I used to fight. I used to stand my ground. I used to be strong.

That’s what Jonathan Watson did to me: he made me afraid.

But that’s not who I am.

And that sure as hell isn’t who I want my daughter to be.

“You can absolutely get into Duke,” I tell Lanny. “You’ve got the grades, and more than enough fodder for a kick-ass personal essay.” She blinks at me as if I’ve suddenly started speaking a foreign language. But I continue on. “And if you’d prefer Reyne, we can find a good weekend for you to go back up there and have another look. In fact, you should make a list of all the schools that interest you. We can turn it into a road trip.”

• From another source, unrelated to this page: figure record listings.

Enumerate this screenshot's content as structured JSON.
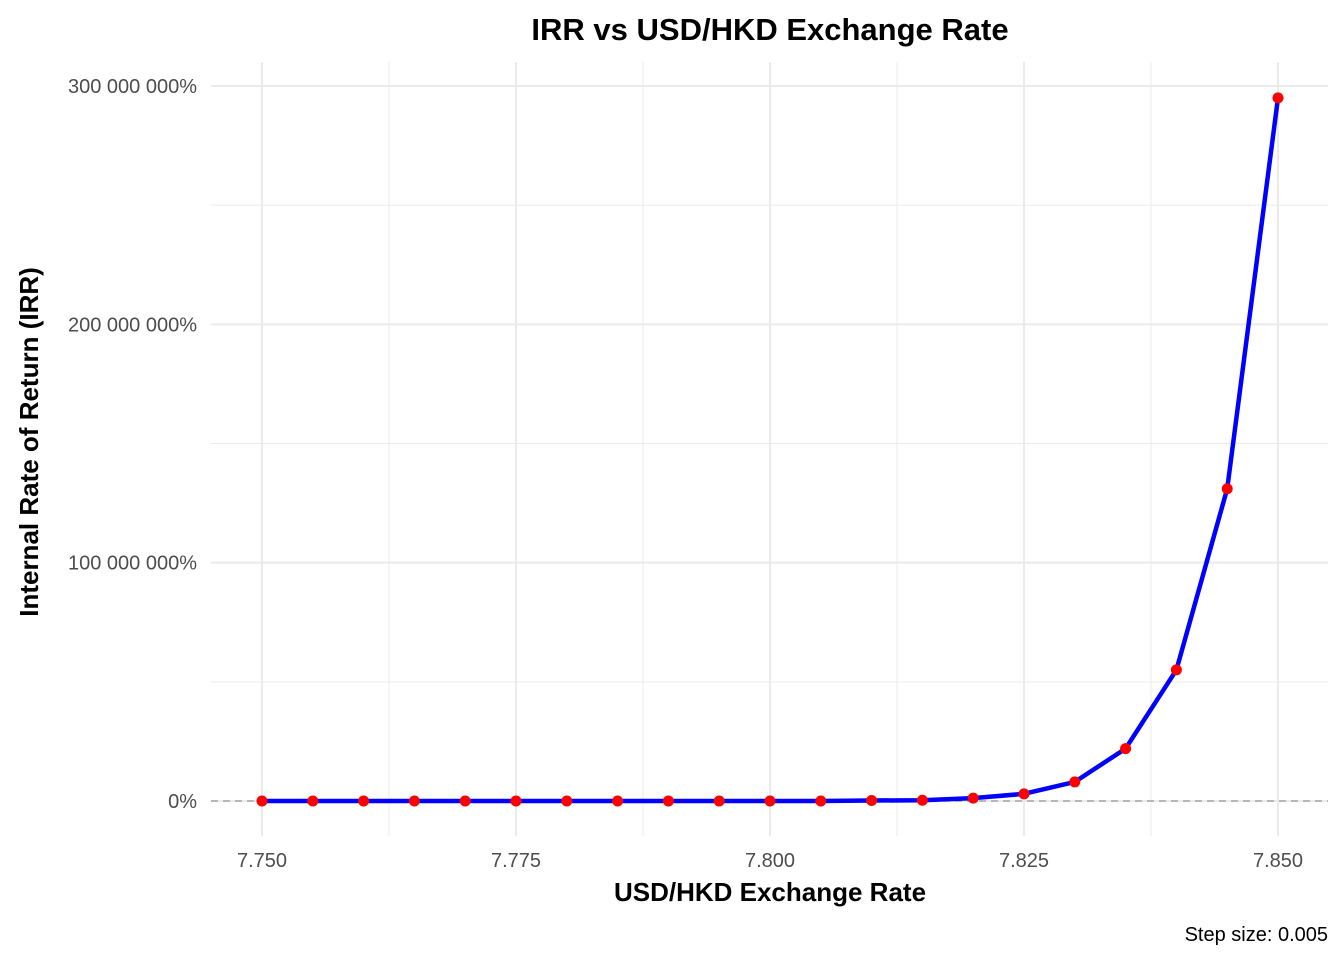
{
  "chart_data": {
    "type": "line",
    "title": "IRR vs USD/HKD Exchange Rate",
    "xlabel": "USD/HKD Exchange Rate",
    "ylabel": "Internal Rate of Return (IRR)",
    "caption": "Step size: 0.005",
    "xlim": [
      7.75,
      7.85
    ],
    "ylim": [
      0,
      300000000
    ],
    "x_ticks": [
      7.75,
      7.775,
      7.8,
      7.825,
      7.85
    ],
    "x_tick_labels": [
      "7.750",
      "7.775",
      "7.800",
      "7.825",
      "7.850"
    ],
    "y_ticks": [
      0,
      100000000,
      200000000,
      300000000
    ],
    "y_tick_labels": [
      "0%",
      "100 000 000%",
      "200 000 000%",
      "300 000 000%"
    ],
    "grid": true,
    "reference_line": {
      "y": 0,
      "style": "dashed"
    },
    "series": [
      {
        "x": [
          7.75,
          7.755,
          7.76,
          7.765,
          7.77,
          7.775,
          7.78,
          7.785,
          7.79,
          7.795,
          7.8,
          7.805,
          7.81,
          7.815,
          7.82,
          7.825,
          7.83,
          7.835,
          7.84,
          7.845,
          7.85
        ],
        "values": [
          0,
          0,
          0,
          0,
          0,
          0,
          0,
          0,
          0,
          0,
          0,
          0,
          200000,
          300000,
          1200000,
          3000000,
          8000000,
          22000000,
          55000000,
          131000000,
          295000000
        ]
      }
    ],
    "colors": {
      "line": "#0000ff",
      "points": "#ff0000",
      "grid": "#ebebeb",
      "reference_line": "#a6a6a6"
    }
  }
}
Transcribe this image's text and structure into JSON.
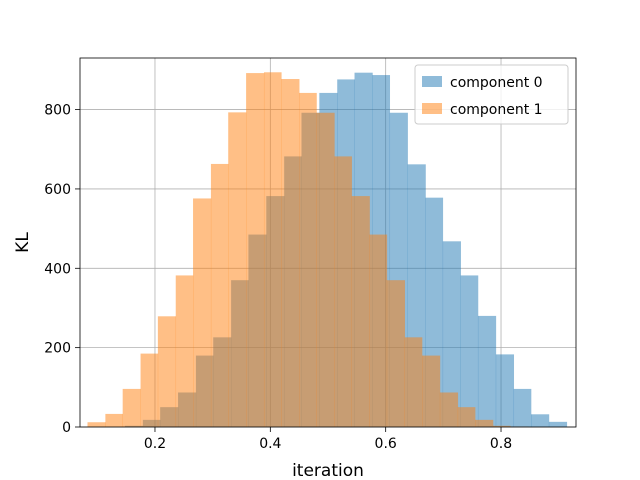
{
  "chart_data": {
    "type": "bar",
    "title": "",
    "xlabel": "iteration",
    "ylabel": "KL",
    "xlim": [
      0.07,
      0.93
    ],
    "ylim": [
      0,
      930
    ],
    "xticks": [
      0.2,
      0.4,
      0.6,
      0.8
    ],
    "xtick_labels": [
      "0.2",
      "0.4",
      "0.6",
      "0.8"
    ],
    "yticks": [
      0,
      200,
      400,
      600,
      800
    ],
    "ytick_labels": [
      "0",
      "200",
      "400",
      "600",
      "800"
    ],
    "grid": true,
    "legend_position": "top-right",
    "series": [
      {
        "name": "component 0",
        "color": "#1f77b4",
        "alpha": 0.5,
        "bin_edges": [
          0.148,
          0.179,
          0.209,
          0.24,
          0.271,
          0.301,
          0.332,
          0.362,
          0.393,
          0.424,
          0.454,
          0.485,
          0.516,
          0.546,
          0.577,
          0.607,
          0.638,
          0.669,
          0.699,
          0.73,
          0.76,
          0.791,
          0.822,
          0.852,
          0.883,
          0.914
        ],
        "values": [
          3,
          18,
          50,
          87,
          180,
          226,
          370,
          485,
          582,
          682,
          792,
          842,
          876,
          893,
          887,
          792,
          662,
          578,
          468,
          382,
          280,
          183,
          96,
          32,
          13
        ]
      },
      {
        "name": "component 1",
        "color": "#ff7f0e",
        "alpha": 0.5,
        "bin_edges": [
          0.083,
          0.114,
          0.144,
          0.175,
          0.205,
          0.236,
          0.266,
          0.297,
          0.327,
          0.358,
          0.389,
          0.419,
          0.45,
          0.48,
          0.511,
          0.541,
          0.572,
          0.602,
          0.633,
          0.663,
          0.694,
          0.725,
          0.755,
          0.786,
          0.816,
          0.847
        ],
        "values": [
          12,
          33,
          96,
          185,
          279,
          382,
          576,
          663,
          793,
          892,
          894,
          877,
          842,
          792,
          682,
          582,
          485,
          370,
          226,
          180,
          87,
          50,
          18,
          3,
          1
        ]
      }
    ]
  }
}
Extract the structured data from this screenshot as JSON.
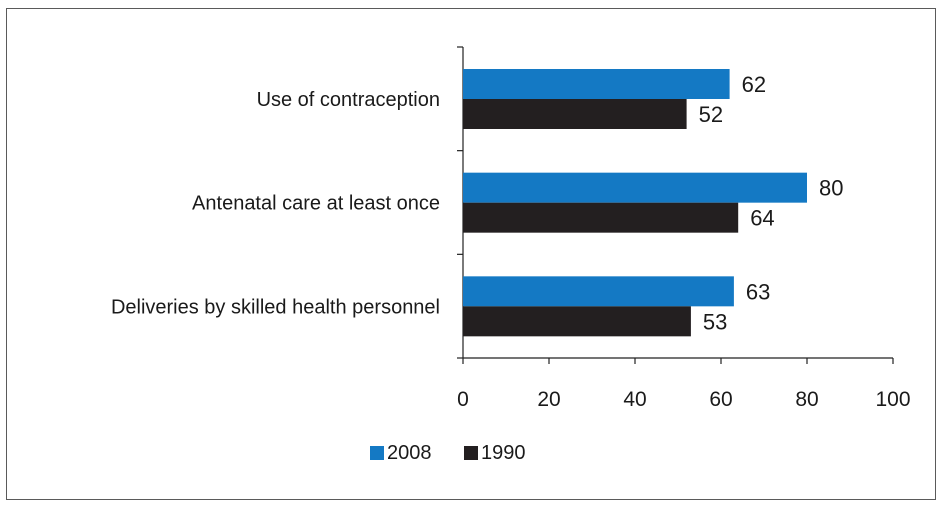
{
  "chart_data": {
    "type": "bar",
    "orientation": "horizontal",
    "categories": [
      "Use of contraception",
      "Antenatal care at least once",
      "Deliveries by skilled health personnel"
    ],
    "series": [
      {
        "name": "2008",
        "values": [
          62,
          80,
          63
        ],
        "color": "#1479c4"
      },
      {
        "name": "1990",
        "values": [
          52,
          64,
          53
        ],
        "color": "#231f20"
      }
    ],
    "xlim": [
      0,
      100
    ],
    "xticks": [
      "0",
      "20",
      "40",
      "60",
      "80",
      "100"
    ],
    "xlabel": "",
    "ylabel": "",
    "title": "",
    "grid": false,
    "legend_position": "bottom"
  }
}
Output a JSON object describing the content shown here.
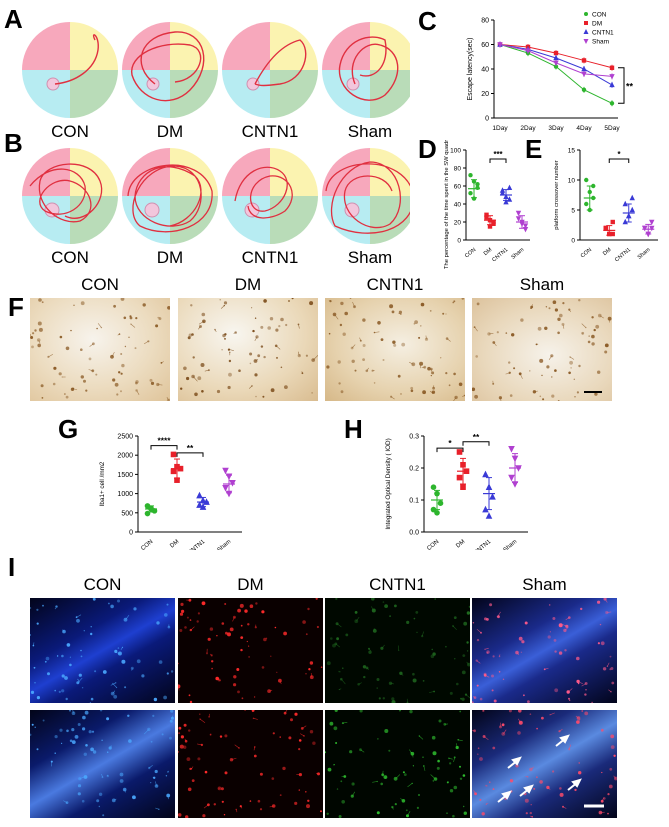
{
  "panels": {
    "A": "A",
    "B": "B",
    "C": "C",
    "D": "D",
    "E": "E",
    "F": "F",
    "G": "G",
    "H": "H",
    "I": "I"
  },
  "groups": [
    "CON",
    "DM",
    "CNTN1",
    "Sham"
  ],
  "colors": {
    "CON": "#2db52d",
    "DM": "#e8202a",
    "CNTN1": "#3a3ad6",
    "Sham": "#b040d0",
    "quadrant_pink": "#f7a8bc",
    "quadrant_yellow": "#fbf3b0",
    "quadrant_cyan": "#b7ecf2",
    "quadrant_green": "#b9dcb8",
    "path": "#e03040"
  },
  "maze": {
    "rowA_labels": [
      "CON",
      "DM",
      "CNTN1",
      "Sham"
    ],
    "rowB_labels": [
      "CON",
      "DM",
      "CNTN1",
      "Sham"
    ]
  },
  "micrographs": {
    "F_labels": [
      "CON",
      "DM",
      "CNTN1",
      "Sham"
    ],
    "I_labels": [
      "CON",
      "DM",
      "CNTN1",
      "Sham"
    ]
  },
  "chart_data": [
    {
      "id": "C",
      "type": "line",
      "ylabel": "Escape latency(sec)",
      "x": [
        "1Day",
        "2Day",
        "3Day",
        "4Day",
        "5Day"
      ],
      "ylim": [
        0,
        80
      ],
      "yticks": [
        0,
        20,
        40,
        60,
        80
      ],
      "legend": "top-right",
      "series": [
        {
          "name": "CON",
          "values": [
            60,
            53,
            42,
            23,
            12
          ]
        },
        {
          "name": "DM",
          "values": [
            60,
            58,
            53,
            47,
            41
          ]
        },
        {
          "name": "CNTN1",
          "values": [
            60,
            56,
            49,
            40,
            27
          ]
        },
        {
          "name": "Sham",
          "values": [
            60,
            55,
            45,
            36,
            34
          ]
        }
      ],
      "annotation": "**"
    },
    {
      "id": "D",
      "type": "scatter",
      "ylabel": "The percentage of the time spent in the SW quadrant (%)",
      "categories": [
        "CON",
        "DM",
        "CNTN1",
        "Sham"
      ],
      "ylim": [
        0,
        100
      ],
      "yticks": [
        0,
        20,
        40,
        60,
        80,
        100
      ],
      "points": [
        [
          72,
          65,
          58,
          52,
          46,
          62
        ],
        [
          28,
          22,
          18,
          25,
          15,
          20
        ],
        [
          55,
          48,
          45,
          52,
          42,
          58
        ],
        [
          24,
          20,
          16,
          30,
          18,
          12
        ]
      ],
      "means": [
        57,
        22,
        50,
        20
      ],
      "sds": [
        10,
        5,
        6,
        7
      ],
      "annotation": "***"
    },
    {
      "id": "E",
      "type": "scatter",
      "ylabel": "platform crossover number",
      "categories": [
        "CON",
        "DM",
        "CNTN1",
        "Sham"
      ],
      "ylim": [
        0,
        15
      ],
      "yticks": [
        0,
        5,
        10,
        15
      ],
      "points": [
        [
          10,
          8,
          7,
          6,
          5,
          9
        ],
        [
          2,
          1,
          3,
          2,
          1,
          1
        ],
        [
          6,
          4,
          5,
          3,
          4,
          7
        ],
        [
          2,
          1,
          3,
          2,
          1,
          2
        ]
      ],
      "means": [
        7,
        1.6,
        4.5,
        1.8
      ],
      "sds": [
        2,
        0.8,
        1.5,
        0.8
      ],
      "annotation": "*"
    },
    {
      "id": "G",
      "type": "scatter",
      "ylabel": "Iba1+ cell /mm2",
      "categories": [
        "CON",
        "DM",
        "CNTN1",
        "Sham"
      ],
      "ylim": [
        0,
        2500
      ],
      "yticks": [
        0,
        500,
        1000,
        1500,
        2000,
        2500
      ],
      "points": [
        [
          680,
          620,
          550,
          480,
          600
        ],
        [
          2020,
          1700,
          1650,
          1580,
          1350
        ],
        [
          950,
          820,
          780,
          700,
          650
        ],
        [
          1600,
          1450,
          1280,
          1150,
          1000
        ]
      ],
      "means": [
        600,
        1650,
        780,
        1250
      ],
      "sds": [
        80,
        250,
        120,
        230
      ],
      "annotation": [
        "****",
        "**"
      ]
    },
    {
      "id": "H",
      "type": "scatter",
      "ylabel": "Integrated Optical Density ( IOD)",
      "categories": [
        "CON",
        "DM",
        "CNTN1",
        "Sham"
      ],
      "ylim": [
        0,
        0.3
      ],
      "yticks": [
        0.0,
        0.1,
        0.2,
        0.3
      ],
      "points": [
        [
          0.14,
          0.12,
          0.09,
          0.07,
          0.06
        ],
        [
          0.25,
          0.21,
          0.19,
          0.17,
          0.14
        ],
        [
          0.18,
          0.14,
          0.11,
          0.07,
          0.05
        ],
        [
          0.26,
          0.23,
          0.2,
          0.17,
          0.15
        ]
      ],
      "means": [
        0.1,
        0.19,
        0.12,
        0.2
      ],
      "sds": [
        0.03,
        0.04,
        0.05,
        0.045
      ],
      "annotation": [
        "*",
        "**"
      ]
    }
  ]
}
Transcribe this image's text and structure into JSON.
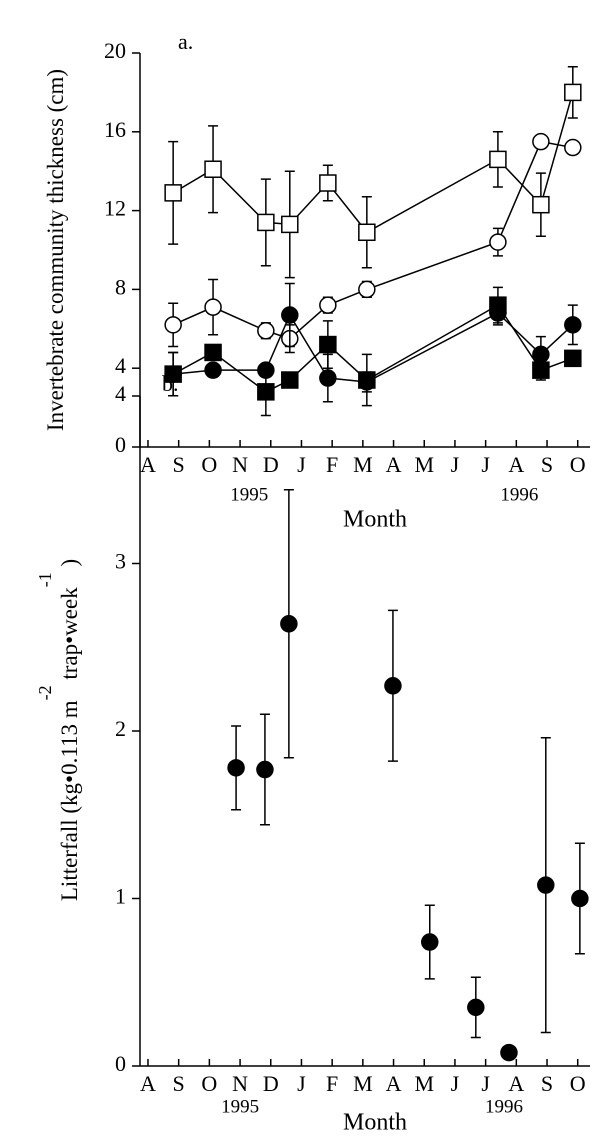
{
  "chart_data": [
    {
      "type": "line",
      "panel_label": "a.",
      "ylabel": [
        "Invertebrate community thickness (cm)"
      ],
      "xlabel": "Month",
      "xlim": [
        -0.26,
        14.4
      ],
      "ylim": [
        0,
        20
      ],
      "yticks": [
        0,
        4,
        8,
        12,
        16,
        20
      ],
      "xticks": [
        {
          "value": 0,
          "label": "A"
        },
        {
          "value": 1,
          "label": "S"
        },
        {
          "value": 2,
          "label": "O"
        },
        {
          "value": 3,
          "label": "N"
        },
        {
          "value": 4,
          "label": "D"
        },
        {
          "value": 5,
          "label": "J"
        },
        {
          "value": 6,
          "label": "F"
        },
        {
          "value": 7,
          "label": "M"
        },
        {
          "value": 8,
          "label": "A"
        },
        {
          "value": 9,
          "label": "M"
        },
        {
          "value": 10,
          "label": "J"
        },
        {
          "value": 11,
          "label": "J"
        },
        {
          "value": 12,
          "label": "A"
        },
        {
          "value": 13,
          "label": "S"
        },
        {
          "value": 14,
          "label": "O"
        }
      ],
      "year_ticks": [
        {
          "value": 3.3,
          "label": "1995"
        },
        {
          "value": 12.1,
          "label": "1996"
        }
      ],
      "x": [
        0.82,
        2.12,
        3.84,
        4.62,
        5.86,
        7.13,
        11.4,
        12.8,
        13.84
      ],
      "series": [
        {
          "marker": "square",
          "filled": false,
          "color": "#000000",
          "values": [
            12.9,
            14.1,
            11.4,
            11.3,
            13.4,
            10.9,
            14.6,
            12.3,
            18.0
          ],
          "errors": [
            2.6,
            2.2,
            2.2,
            2.7,
            0.9,
            1.8,
            1.4,
            1.6,
            1.3
          ]
        },
        {
          "marker": "circle",
          "filled": false,
          "color": "#000000",
          "values": [
            6.2,
            7.1,
            5.9,
            5.5,
            7.2,
            8.0,
            10.4,
            15.5,
            15.2
          ],
          "errors": [
            1.1,
            1.4,
            0.4,
            0.7,
            0.4,
            0.4,
            0.7,
            0.2,
            0.3
          ]
        },
        {
          "marker": "circle",
          "filled": true,
          "color": "#000000",
          "values": [
            3.7,
            3.9,
            3.9,
            6.7,
            3.5,
            3.3,
            6.8,
            4.7,
            6.2
          ],
          "errors": [
            1.1,
            0.3,
            0.3,
            1.6,
            1.2,
            0.5,
            0.6,
            0.9,
            1.0
          ]
        },
        {
          "marker": "square",
          "filled": true,
          "color": "#000000",
          "values": [
            3.7,
            4.8,
            2.8,
            3.4,
            5.2,
            3.4,
            7.2,
            3.9,
            4.5
          ],
          "errors": [
            1.1,
            0.3,
            1.2,
            0.3,
            1.2,
            1.3,
            0.9,
            0.5,
            0.2
          ]
        }
      ]
    },
    {
      "type": "scatter",
      "panel_label": "b.",
      "ylabel": [
        "Litterfall (kg•0.113 m",
        "-2",
        "  trap•week",
        "-1",
        "  )"
      ],
      "xlabel": "Month",
      "xlim": [
        -0.26,
        14.4
      ],
      "ylim": [
        0,
        4
      ],
      "yticks": [
        0,
        1,
        2,
        3,
        4
      ],
      "xticks": [
        {
          "value": 0,
          "label": "A"
        },
        {
          "value": 1,
          "label": "S"
        },
        {
          "value": 2,
          "label": "O"
        },
        {
          "value": 3,
          "label": "N"
        },
        {
          "value": 4,
          "label": "D"
        },
        {
          "value": 5,
          "label": "J"
        },
        {
          "value": 6,
          "label": "F"
        },
        {
          "value": 7,
          "label": "M"
        },
        {
          "value": 8,
          "label": "A"
        },
        {
          "value": 9,
          "label": "M"
        },
        {
          "value": 10,
          "label": "J"
        },
        {
          "value": 11,
          "label": "J"
        },
        {
          "value": 12,
          "label": "A"
        },
        {
          "value": 13,
          "label": "S"
        },
        {
          "value": 14,
          "label": "O"
        }
      ],
      "year_ticks": [
        {
          "value": 3.0,
          "label": "1995"
        },
        {
          "value": 11.6,
          "label": "1996"
        }
      ],
      "x": [
        2.87,
        3.81,
        4.59,
        7.98,
        9.18,
        10.68,
        11.76,
        12.96,
        14.07
      ],
      "series": [
        {
          "marker": "circle",
          "filled": true,
          "color": "#000000",
          "values": [
            1.78,
            1.77,
            2.64,
            2.27,
            0.74,
            0.35,
            0.08,
            1.08,
            1.0
          ],
          "errors": [
            0.25,
            0.33,
            0.8,
            0.45,
            0.22,
            0.18,
            0.0,
            0.88,
            0.33
          ]
        }
      ]
    }
  ]
}
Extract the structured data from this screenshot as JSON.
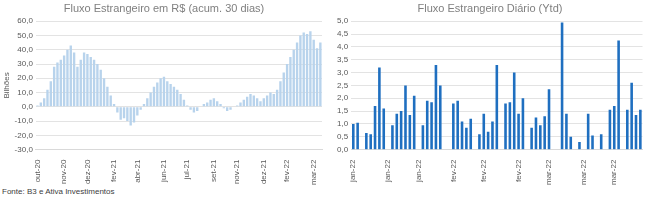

She turns a questioning eye toward Connor. He shrugs and looks at Sam. He lifts an eyebrow at me, curious where this is going but trusting me to lead. I hold his gaze, knowing that I’m springing all of this on him without talking it over, but somehow knowing he’ll support me.

“Everything else, we’ll figure out together,” I tell them. “There’s only one rule.” I reach out and take Sam’s hand in mine. “No more letting fear dictate our lives. We live on our own terms, no one else’s. Deal?”

EPILOGUE

SAM

I’m alone in the car driving to the rehab center when my phone buzzes. I don’t recognize the number, but I answer it away.

“Well, if it isn’t my old friend Sam Cade.”

I slam on the brakes, recognizing the voice instantly. It’s the voice of a dead man. Or at least a man who’s supposed to be dead. “Varrus. You’re alive.”

He sounds inordinately pleased with himself when he says, “I’ve been following the news. Seems you’ve found yourself in a spot of legal trouble.”

A horn honks behind me, and I quickly pull into a parking lot so I can concentrate. “Where are you?”

“Tsk tsk, that would ruin the fun, wouldn’t it?”

I fumble with my phone, trying to figure out some way to record this. I need proof that he’s still alive. It’s the only way to finally clear my name. “Whatever you’re playing at, you’re not getting away with it.”

“Probably not. But you never know. Stranger things have happened. Like you sharing a bed with the woman who helped murder your sister.”

“This isn’t a game, Leo!”

“Of course it isn’t,” he snaps. His voice grows cold and deadly even. “I told you, Sam. The Lost Angels are done playing. We’re coming for you. All of you. Consider this your last warning. Join us or get out of the way.”

Rage roars through me. “I swear to God, Leo, if you do anything to harm Gwen or our kids—”

He laughs, the sound cruel. “Wrong answer, Sam. Enjoy your family while you can.”

“Fuck you, Varrus,” I scream.

But it doesn’t matter. He’s already gone. I sit, staring at my phone, knowing there’s no way to trace the call. A chill steals over me. I was one of them once. I know exactly the rage and pain that fuels them. And I know that no amount of reasoning will stop them.